We assume that our health officials are conquering the logistics of maintaining the extreme cold required for the doses’ storage. We cannot have our people ‘knocking off’ for the night and leaving the vials in basic fridges until tomorrow morning. Those vaccines would be useless should they fall below the necessary freezing temperatures.

In Namibia, it would not be a shock to learn that there were loads of vaccine left on the tarmac at the airport in the summer heat while they wait to be loaded in refrigerator trucks. Their temperature will drop and perhaps kill the immunizing agents of the drug. We could be injecting people with nothing or worse, something that is spoiled with unknown side effects.

Namibia needs consistent, non-stop electricity for the freezers holding the expensive drugs. We have all seen grocery stores cleaning out their entire frozen food sections because the power went off in the night. We cannot have that with these vaccines!

n rural areas, where there is no power and no refrigeration, the plan for vaccine distribution will be an ever-greater challenge. Presumably, planning for this is already complete, since Namibia joined COVAX months ago. Nothing can be taken for granted. There must be checks and balances and tight oversight.

As we all know, the vaccine requires TWO SHOTS, not just one. We wonder if the announced amounts of the vaccine available via COVAX to Namibia covers BOTH shots for each person? If there is only one shot given you are not ‘half immune.’ Either both shots are given at the right times, or the entire process is useless.
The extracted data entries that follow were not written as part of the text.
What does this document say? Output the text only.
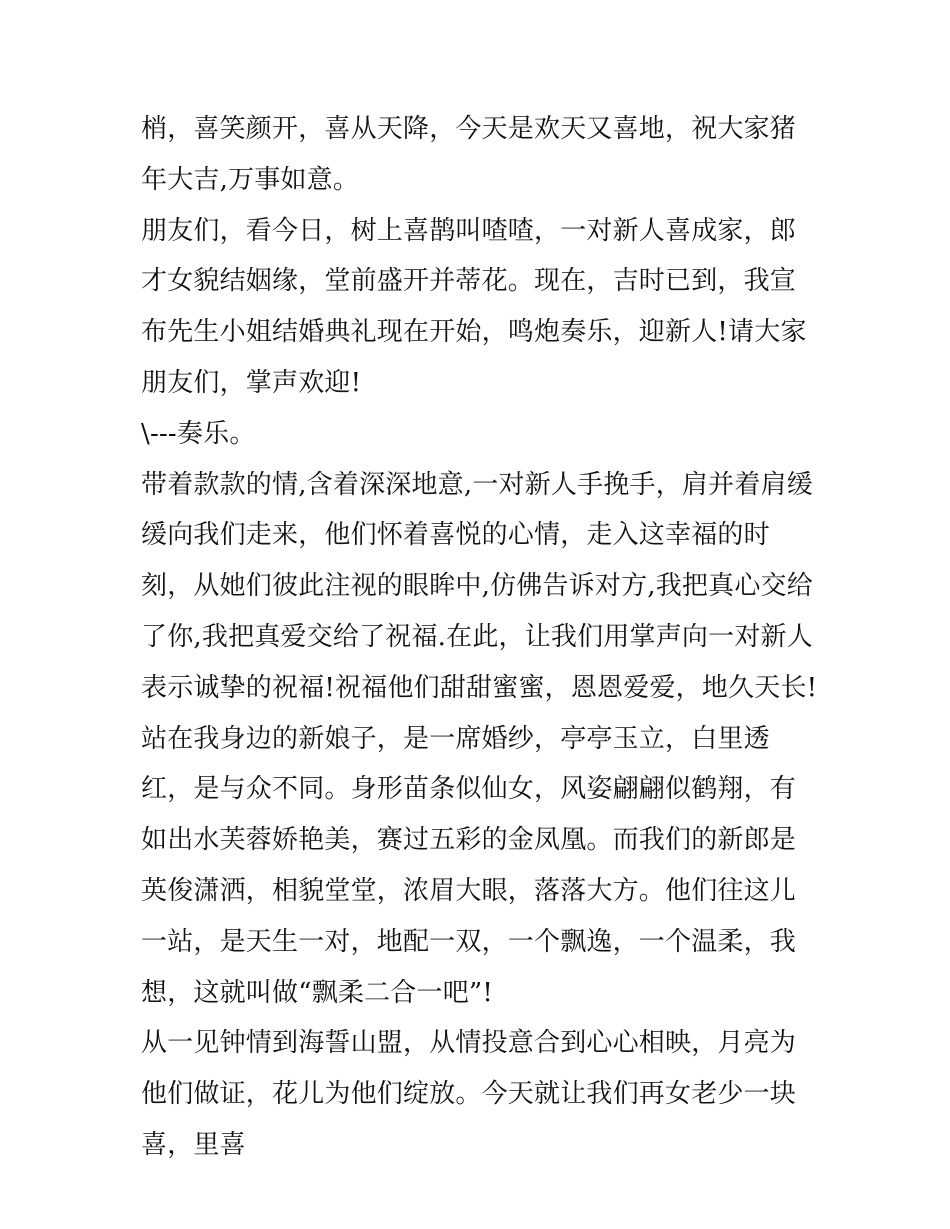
梢，喜笑颜开，喜从天降，今天是欢天又喜地，祝大家猪年大吉,万事如意。

朋友们，看今日，树上喜鹊叫喳喳，一对新人喜成家，郎才女貌结姻缘，堂前盛开并蒂花。现在，吉时已到，我宣布先生小姐结婚典礼现在开始，鸣炮奏乐，迎新人!请大家朋友们，掌声欢迎!

\---奏乐。

带着款款的情,含着深深地意,一对新人手挽手，肩并着肩缓缓向我们走来，他们怀着喜悦的心情，走入这幸福的时刻，从她们彼此注视的眼眸中,仿佛告诉对方,我把真心交给了你,我把真爱交给了祝福.在此，让我们用掌声向一对新人表示诚挚的祝福!祝福他们甜甜蜜蜜，恩恩爱爱，地久天长!

站在我身边的新娘子，是一席婚纱，亭亭玉立，白里透红，是与众不同。身形苗条似仙女，风姿翩翩似鹤翔，有如出水芙蓉娇艳美，赛过五彩的金凤凰。而我们的新郎是英俊潇洒，相貌堂堂，浓眉大眼，落落大方。他们往这儿一站，是天生一对，地配一双，一个飘逸，一个温柔，我想，这就叫做“飘柔二合一吧”!

从一见钟情到海誓山盟，从情投意合到心心相映，月亮为他们做证，花儿为他们绽放。今天就让我们再女老少一块喜，里喜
Many countries are announcing that they are not holding back the second shot and waiting on resupply to provide the next shot a week later. I trust Namibia is NOT doing this. These initial shipments we get could be the ONLY shipments we receive. With over N$129 million needed to buy more doses (money we do not have), this first round we receive could be it. Do not inject someone without the #2 shot in the hand.

Does Namibia achieve herd immunity with 20 percent of the population vaccinated? This question is not being addressed.
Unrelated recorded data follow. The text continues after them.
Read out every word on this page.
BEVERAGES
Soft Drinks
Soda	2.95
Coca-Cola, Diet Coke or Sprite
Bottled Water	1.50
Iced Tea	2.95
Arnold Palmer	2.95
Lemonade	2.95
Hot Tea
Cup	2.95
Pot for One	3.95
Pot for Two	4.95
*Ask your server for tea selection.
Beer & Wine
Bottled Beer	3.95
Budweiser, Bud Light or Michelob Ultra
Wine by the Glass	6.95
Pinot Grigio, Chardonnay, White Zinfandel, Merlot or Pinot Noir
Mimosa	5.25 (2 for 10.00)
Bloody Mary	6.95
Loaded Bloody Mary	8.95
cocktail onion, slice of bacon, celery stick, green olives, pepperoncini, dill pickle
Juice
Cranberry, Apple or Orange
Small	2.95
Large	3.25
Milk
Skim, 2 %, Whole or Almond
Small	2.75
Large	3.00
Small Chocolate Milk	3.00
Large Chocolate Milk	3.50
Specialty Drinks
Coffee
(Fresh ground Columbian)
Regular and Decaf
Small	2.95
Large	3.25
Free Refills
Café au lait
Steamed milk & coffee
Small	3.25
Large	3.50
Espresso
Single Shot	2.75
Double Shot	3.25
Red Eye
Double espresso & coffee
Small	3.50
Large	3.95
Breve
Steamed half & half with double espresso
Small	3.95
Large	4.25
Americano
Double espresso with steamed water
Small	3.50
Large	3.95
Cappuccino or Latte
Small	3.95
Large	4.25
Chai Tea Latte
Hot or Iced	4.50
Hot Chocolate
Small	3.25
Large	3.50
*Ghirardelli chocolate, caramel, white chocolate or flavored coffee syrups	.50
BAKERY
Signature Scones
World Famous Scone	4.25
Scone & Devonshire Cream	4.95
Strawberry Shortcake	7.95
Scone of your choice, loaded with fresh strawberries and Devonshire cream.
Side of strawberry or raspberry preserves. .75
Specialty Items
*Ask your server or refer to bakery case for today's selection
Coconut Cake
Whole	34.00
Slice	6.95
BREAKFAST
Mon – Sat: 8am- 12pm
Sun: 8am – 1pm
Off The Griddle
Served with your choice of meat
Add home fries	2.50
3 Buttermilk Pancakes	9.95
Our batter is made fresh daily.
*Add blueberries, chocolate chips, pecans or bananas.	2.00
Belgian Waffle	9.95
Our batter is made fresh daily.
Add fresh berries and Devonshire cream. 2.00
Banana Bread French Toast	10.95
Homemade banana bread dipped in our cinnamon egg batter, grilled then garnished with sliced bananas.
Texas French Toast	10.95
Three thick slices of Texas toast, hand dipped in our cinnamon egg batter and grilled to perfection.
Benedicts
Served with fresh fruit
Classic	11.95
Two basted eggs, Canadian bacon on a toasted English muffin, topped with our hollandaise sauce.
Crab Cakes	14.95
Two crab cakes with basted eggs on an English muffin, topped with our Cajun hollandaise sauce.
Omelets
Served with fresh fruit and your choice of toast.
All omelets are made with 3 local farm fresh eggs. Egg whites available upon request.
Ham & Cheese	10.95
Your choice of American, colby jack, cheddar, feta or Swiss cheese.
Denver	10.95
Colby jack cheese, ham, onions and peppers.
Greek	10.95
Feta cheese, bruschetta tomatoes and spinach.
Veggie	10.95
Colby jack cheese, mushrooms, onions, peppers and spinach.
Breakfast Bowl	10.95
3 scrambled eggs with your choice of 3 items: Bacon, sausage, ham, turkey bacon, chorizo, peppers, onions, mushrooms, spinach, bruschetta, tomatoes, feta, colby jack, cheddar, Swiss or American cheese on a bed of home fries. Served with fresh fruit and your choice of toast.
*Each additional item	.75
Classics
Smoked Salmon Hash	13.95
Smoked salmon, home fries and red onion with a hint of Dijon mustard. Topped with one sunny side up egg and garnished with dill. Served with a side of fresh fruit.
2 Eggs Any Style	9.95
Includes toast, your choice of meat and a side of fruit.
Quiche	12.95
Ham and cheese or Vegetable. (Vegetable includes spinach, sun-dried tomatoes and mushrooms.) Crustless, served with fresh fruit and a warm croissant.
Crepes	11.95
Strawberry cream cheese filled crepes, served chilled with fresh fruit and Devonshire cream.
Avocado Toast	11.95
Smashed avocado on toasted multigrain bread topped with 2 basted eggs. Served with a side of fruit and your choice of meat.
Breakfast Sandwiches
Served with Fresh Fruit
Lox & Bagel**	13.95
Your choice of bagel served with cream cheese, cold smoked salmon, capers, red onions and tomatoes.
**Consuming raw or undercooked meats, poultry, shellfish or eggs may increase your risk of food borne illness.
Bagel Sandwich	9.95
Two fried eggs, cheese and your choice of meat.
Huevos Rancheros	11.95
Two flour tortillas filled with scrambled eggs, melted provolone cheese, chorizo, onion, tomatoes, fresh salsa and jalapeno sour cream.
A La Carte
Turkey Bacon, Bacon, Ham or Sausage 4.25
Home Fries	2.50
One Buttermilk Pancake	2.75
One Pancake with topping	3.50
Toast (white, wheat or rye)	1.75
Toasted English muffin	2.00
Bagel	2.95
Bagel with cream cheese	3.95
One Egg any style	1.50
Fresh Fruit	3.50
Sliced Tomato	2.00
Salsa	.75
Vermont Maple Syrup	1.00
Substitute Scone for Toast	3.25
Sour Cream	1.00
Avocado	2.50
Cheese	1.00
We hope that the usual comrades and friend-of-a-friend methods are not used to decide who gets the valuable injections. There must be a priority list, and it must be adhered to at all costs. No back door payments to ‘someone’ to get shots can be tolerated. I would hope there are emergency laws in place that will jail someone who gives such an illicit shot and those who receive it.

We trust that each vaccine shipment is being guarded throughout its progress from off-loading until the injection into a recipient. There are criminal syndicates that would seek to get their hands on such drugs. Imagine the high black-market price for viable COVID-19 vaccines. There are people with money who would pay well to get their shots first.

These people are ruthless and selfish. African countries with less security and a laid back culture are targets of these kinds of organized criminal gangs. These drugs can be stolen and out of the country in hours before anyone here realizes it. This must be policed tightly.

We have read that Namibia is contacting our allies for more doses and free doses from China or Russia. While this will not likely materialize as they have hundreds of millions of their own people in need. Still, it must be diplomatically requested none-the-less.

If money to buy more doses is a problem, let civil servants, SOE and politician salaries be cut by 10 percent from those working above a certain level. Those savings should go to buy more vaccines. We must order our priorities and do what we must to save our people and our economy. This is make-or-break time for Namibia. We must rise to the challenge.